Unfortunately, in the vast array of material filed in support of the application, there is no up to date medical report and one can only assume, having regard to the victim impact statement that no further on-going treatment has been undertaken.
Doing the best I can and taking into account Mr Kimmins' submissions, I make the following awards under the Act:
• item 2 - 4 per cent
• item 8 - 20 per cent
• item 18 - 2 per cent
• item 31 - 10 per cent
a total of 36 per cent, which is $27,000.

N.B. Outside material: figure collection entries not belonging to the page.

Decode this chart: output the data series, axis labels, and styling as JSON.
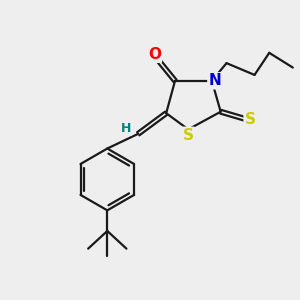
{
  "background_color": "#eeeeee",
  "bond_color": "#1a1a1a",
  "bond_width": 1.6,
  "atom_colors": {
    "O": "#ff0000",
    "N": "#0000cc",
    "S": "#cccc00",
    "H": "#008080",
    "C": "#1a1a1a"
  },
  "font_size_atom": 11
}
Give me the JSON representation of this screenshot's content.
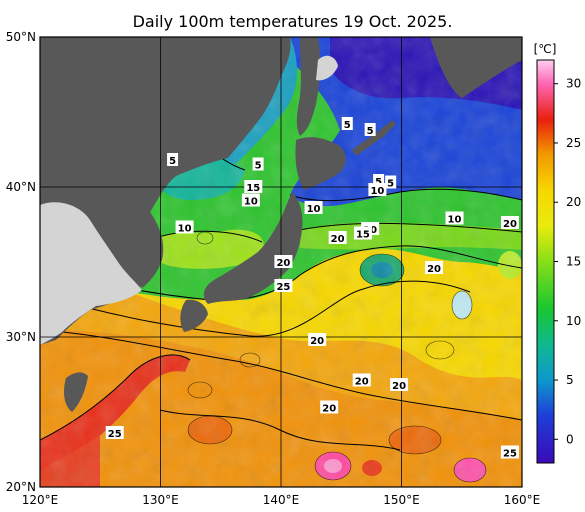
{
  "title": "Daily 100m temperatures 19 Oct. 2025.",
  "map": {
    "lat_range": [
      20,
      50
    ],
    "lon_range": [
      120,
      160
    ],
    "lat_ticks": [
      {
        "value": 50,
        "label": "50°N"
      },
      {
        "value": 40,
        "label": "40°N"
      },
      {
        "value": 30,
        "label": "30°N"
      },
      {
        "value": 20,
        "label": "20°N"
      }
    ],
    "lon_ticks": [
      {
        "value": 120,
        "label": "120°E"
      },
      {
        "value": 130,
        "label": "130°E"
      },
      {
        "value": 140,
        "label": "140°E"
      },
      {
        "value": 150,
        "label": "150°E"
      },
      {
        "value": 160,
        "label": "160°E"
      }
    ],
    "grid": true,
    "contour_labels": [
      {
        "lon": 145.5,
        "lat": 44.2,
        "text": "5"
      },
      {
        "lon": 147.4,
        "lat": 43.8,
        "text": "5"
      },
      {
        "lon": 131.0,
        "lat": 41.8,
        "text": "5"
      },
      {
        "lon": 138.1,
        "lat": 41.5,
        "text": "5"
      },
      {
        "lon": 137.7,
        "lat": 40.0,
        "text": "15"
      },
      {
        "lon": 137.5,
        "lat": 39.1,
        "text": "10"
      },
      {
        "lon": 148.1,
        "lat": 40.4,
        "text": "5"
      },
      {
        "lon": 149.1,
        "lat": 40.3,
        "text": "5"
      },
      {
        "lon": 148.0,
        "lat": 39.8,
        "text": "10"
      },
      {
        "lon": 142.7,
        "lat": 38.6,
        "text": "10"
      },
      {
        "lon": 132.0,
        "lat": 37.3,
        "text": "10"
      },
      {
        "lon": 154.4,
        "lat": 37.9,
        "text": "10"
      },
      {
        "lon": 159.0,
        "lat": 37.6,
        "text": "20"
      },
      {
        "lon": 147.4,
        "lat": 37.2,
        "text": "20"
      },
      {
        "lon": 146.8,
        "lat": 36.9,
        "text": "15"
      },
      {
        "lon": 144.7,
        "lat": 36.6,
        "text": "20"
      },
      {
        "lon": 140.2,
        "lat": 35.0,
        "text": "20"
      },
      {
        "lon": 152.7,
        "lat": 34.6,
        "text": "20"
      },
      {
        "lon": 140.2,
        "lat": 33.4,
        "text": "25"
      },
      {
        "lon": 143.0,
        "lat": 29.8,
        "text": "20"
      },
      {
        "lon": 146.7,
        "lat": 27.1,
        "text": "20"
      },
      {
        "lon": 149.8,
        "lat": 26.8,
        "text": "20"
      },
      {
        "lon": 144.0,
        "lat": 25.3,
        "text": "20"
      },
      {
        "lon": 126.2,
        "lat": 23.6,
        "text": "25"
      },
      {
        "lon": 159.0,
        "lat": 22.3,
        "text": "25"
      }
    ]
  },
  "colorbar": {
    "unit": "[℃]",
    "range": [
      -2,
      32
    ],
    "ticks": [
      {
        "value": 30,
        "label": "30"
      },
      {
        "value": 25,
        "label": "25"
      },
      {
        "value": 20,
        "label": "20"
      },
      {
        "value": 15,
        "label": "15"
      },
      {
        "value": 10,
        "label": "10"
      },
      {
        "value": 5,
        "label": "5"
      },
      {
        "value": 0,
        "label": "0"
      }
    ],
    "stops": [
      {
        "value": -2,
        "color": "#3a0ab8"
      },
      {
        "value": 2,
        "color": "#1e3ed8"
      },
      {
        "value": 5,
        "color": "#0e98cc"
      },
      {
        "value": 8,
        "color": "#10b890"
      },
      {
        "value": 11,
        "color": "#18c830"
      },
      {
        "value": 15,
        "color": "#88de18"
      },
      {
        "value": 18,
        "color": "#e8ec0c"
      },
      {
        "value": 21,
        "color": "#f7d700"
      },
      {
        "value": 24,
        "color": "#f39a00"
      },
      {
        "value": 27,
        "color": "#e82010"
      },
      {
        "value": 30,
        "color": "#ff66b6"
      },
      {
        "value": 32,
        "color": "#ffd0ee"
      }
    ]
  },
  "colors": {
    "land_dark": "#585858",
    "land_light": "#d4d4d4",
    "frame": "#000000"
  }
}
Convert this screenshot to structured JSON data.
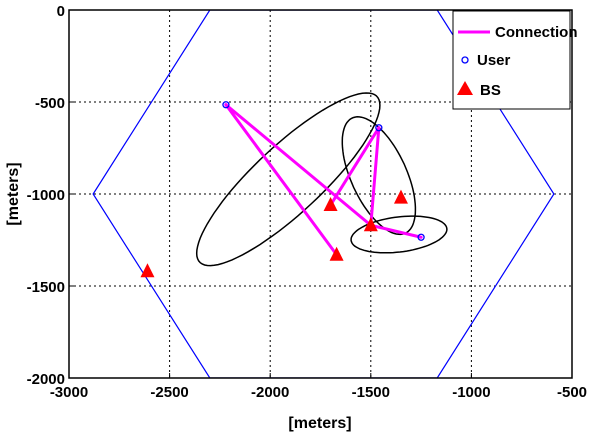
{
  "chart_data": {
    "type": "scatter",
    "xlabel": "[meters]",
    "ylabel": "[meters]",
    "xlim": [
      -3000,
      -500
    ],
    "ylim": [
      -2000,
      0
    ],
    "xticks": [
      -3000,
      -2500,
      -2000,
      -1500,
      -1000,
      -500
    ],
    "yticks": [
      0,
      -500,
      -1000,
      -1500,
      -2000
    ],
    "xtick_labels": [
      "-3000",
      "-2500",
      "-2000",
      "-1500",
      "-1000",
      "-500"
    ],
    "ytick_labels": [
      "0",
      "-500",
      "-1000",
      "-1500",
      "-2000"
    ],
    "grid": true,
    "legend_position": "top-right",
    "legend": [
      {
        "label": "Connection",
        "color": "#ff00ff",
        "marker": "line"
      },
      {
        "label": "User",
        "color": "#0000ff",
        "marker": "circle"
      },
      {
        "label": "BS",
        "color": "#ff0000",
        "marker": "triangle"
      }
    ],
    "hexagon": {
      "color": "#0000ff",
      "vertices": [
        [
          -2880,
          -1000
        ],
        [
          -2300,
          0
        ],
        [
          -1170,
          0
        ],
        [
          -590,
          -1000
        ],
        [
          -1170,
          -2000
        ],
        [
          -2300,
          -2000
        ]
      ]
    },
    "users": [
      {
        "x": -2220,
        "y": -515
      },
      {
        "x": -1460,
        "y": -640
      },
      {
        "x": -1250,
        "y": -1235
      }
    ],
    "base_stations": [
      {
        "x": -1700,
        "y": -1060
      },
      {
        "x": -1350,
        "y": -1020
      },
      {
        "x": -1500,
        "y": -1170
      },
      {
        "x": -1670,
        "y": -1330
      },
      {
        "x": -2610,
        "y": -1420
      }
    ],
    "connections": [
      [
        [
          -2220,
          -515
        ],
        [
          -1500,
          -1170
        ]
      ],
      [
        [
          -2220,
          -515
        ],
        [
          -1670,
          -1330
        ]
      ],
      [
        [
          -1460,
          -640
        ],
        [
          -1700,
          -1060
        ]
      ],
      [
        [
          -1460,
          -640
        ],
        [
          -1500,
          -1170
        ]
      ],
      [
        [
          -1250,
          -1235
        ],
        [
          -1500,
          -1170
        ]
      ]
    ],
    "ellipses": [
      {
        "cx": -1910,
        "cy": -920,
        "rx": 630,
        "ry": 175,
        "angle_deg": 46
      },
      {
        "cx": -1460,
        "cy": -900,
        "rx": 340,
        "ry": 140,
        "angle_deg": -68
      },
      {
        "cx": -1360,
        "cy": -1220,
        "rx": 240,
        "ry": 95,
        "angle_deg": 8
      }
    ]
  }
}
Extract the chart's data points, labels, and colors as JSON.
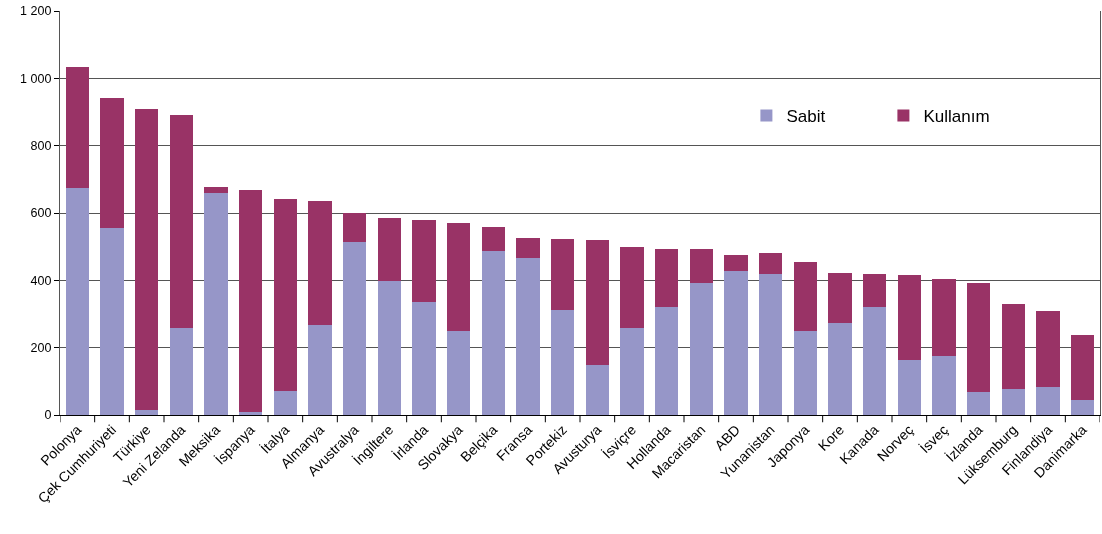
{
  "chart_data": {
    "type": "bar",
    "stacked": true,
    "categories": [
      "Polonya",
      "Çek Cumhuriyeti",
      "Türkiye",
      "Yeni Zelanda",
      "Meksika",
      "İspanya",
      "İtalya",
      "Almanya",
      "Avustralya",
      "İngiltere",
      "İrlanda",
      "Slovakya",
      "Belçika",
      "Fransa",
      "Portekiz",
      "Avusturya",
      "İsviçre",
      "Hollanda",
      "Macaristan",
      "ABD",
      "Yunanistan",
      "Japonya",
      "Kore",
      "Kanada",
      "Norveç",
      "İsveç",
      "İzlanda",
      "Lüksemburg",
      "Finlandiya",
      "Danimarka"
    ],
    "series": [
      {
        "name": "Sabit",
        "color": "#9696c8",
        "values": [
          674,
          555,
          15,
          258,
          659,
          9,
          71,
          267,
          513,
          398,
          335,
          249,
          487,
          466,
          312,
          148,
          258,
          321,
          392,
          427,
          418,
          249,
          273,
          321,
          163,
          175,
          68,
          77,
          83,
          45
        ]
      },
      {
        "name": "Kullanım",
        "color": "#993366",
        "values": [
          359,
          386,
          893,
          632,
          17,
          659,
          570,
          368,
          86,
          187,
          244,
          321,
          71,
          59,
          210,
          371,
          241,
          172,
          101,
          48,
          63,
          205,
          148,
          97,
          253,
          229,
          324,
          252,
          226,
          192
        ]
      }
    ],
    "ylim": [
      0,
      1200
    ],
    "yticks": [
      0,
      200,
      400,
      600,
      800,
      {
        "value": 1000,
        "label": "1 000"
      },
      {
        "value": 1200,
        "label": "1 200"
      }
    ],
    "grid": "y",
    "legend": "top right"
  }
}
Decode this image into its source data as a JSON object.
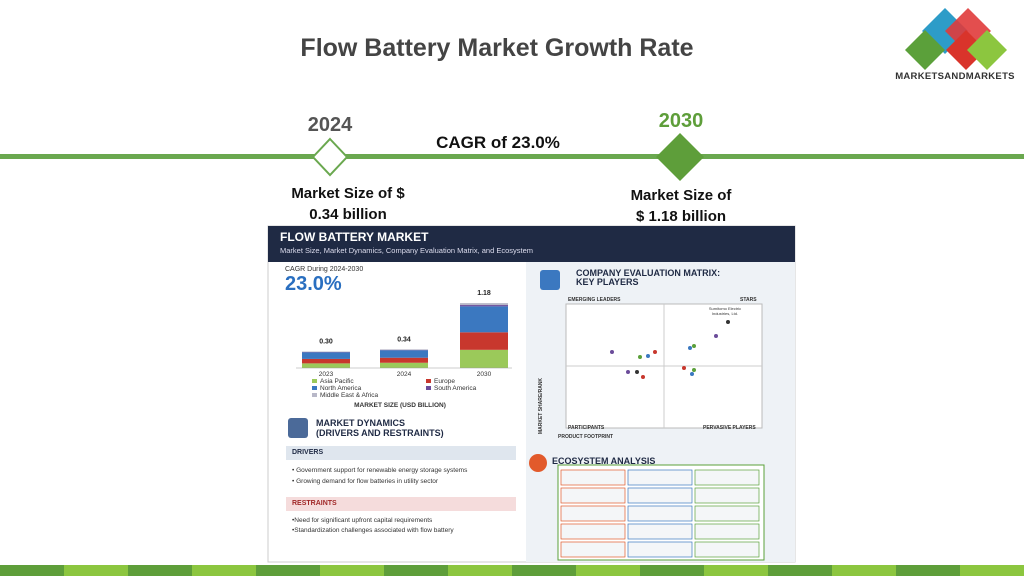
{
  "title": "Flow Battery Market Growth Rate",
  "logo": "MARKETSANDMARKETS",
  "timeline": {
    "start": {
      "year": "2024",
      "market_size": [
        "Market Size of $",
        "0.34 billion"
      ]
    },
    "end": {
      "year": "2030",
      "market_size": [
        "Market Size of",
        "$ 1.18 billion"
      ]
    },
    "cagr": "CAGR of 23.0%"
  },
  "infographic": {
    "title": "FLOW BATTERY MARKET",
    "subtitle": "Market Size, Market Dynamics, Company Evaluation Matrix, and Ecosystem",
    "cagr_label": "CAGR During 2024-2030",
    "cagr_value": "23.0%",
    "chart_data": {
      "type": "bar",
      "categories": [
        "2023",
        "2024",
        "2030"
      ],
      "values": [
        0.3,
        0.34,
        1.18
      ],
      "value_labels": [
        "0.30",
        "0.34",
        "1.18"
      ],
      "axis_title": "MARKET SIZE (USD BILLION)",
      "series": [
        {
          "name": "Asia Pacific",
          "color": "#9bc95a"
        },
        {
          "name": "Europe",
          "color": "#c8372d"
        },
        {
          "name": "North America",
          "color": "#3b78c0"
        },
        {
          "name": "South America",
          "color": "#6b4c9a"
        },
        {
          "name": "Middle East & Africa",
          "color": "#b8b8c8"
        }
      ]
    },
    "dynamics": {
      "title": [
        "MARKET DYNAMICS",
        "(DRIVERS AND RESTRAINTS)"
      ],
      "drivers_label": "DRIVERS",
      "drivers": [
        "Government support for renewable energy storage systems",
        "Growing demand for flow batteries in utility sector"
      ],
      "restraints_label": "RESTRAINTS",
      "restraints": [
        "Need for significant upfront capital requirements",
        "Standardization challenges associated with flow battery"
      ]
    },
    "matrix": {
      "title": [
        "COMPANY EVALUATION MATRIX:",
        "KEY PLAYERS"
      ],
      "quadrants": [
        "EMERGING LEADERS",
        "STARS",
        "PARTICIPANTS",
        "PERVASIVE PLAYERS"
      ],
      "y_axis": "MARKET SHARE/RANK",
      "x_axis": "PRODUCT FOOTPRINT",
      "highlight": "Sumitomo Electric Industries, Ltd."
    },
    "ecosystem": {
      "title": "ECOSYSTEM ANALYSIS"
    }
  }
}
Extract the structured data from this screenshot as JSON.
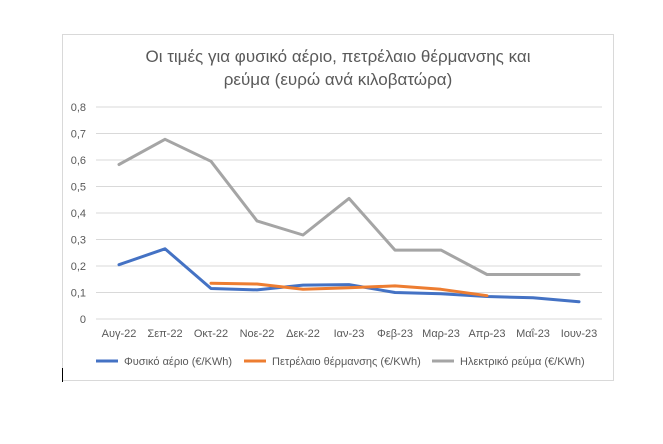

In my view, section 25(7) applies to the circumstances of this case. I have had regard to the recent Court of Appeal decisions dealing with contribution, namely Hohn v King [2004] QCA 254 and Johnson v Bancroft [2004] QCA 253. These decisions were appeals from the same District Court Judge and Judgment was delivered in both on the 25th of May 2004.
Having regard to the principles set out in those decisions, I will reduce the award by 10 per cent, having regard to the applicant's contribution to the commencement of the violence which led to his injury.
The final award is $24,300.
I order Luke Craske to pay to Arne Van Gelderen the sum of $24,300.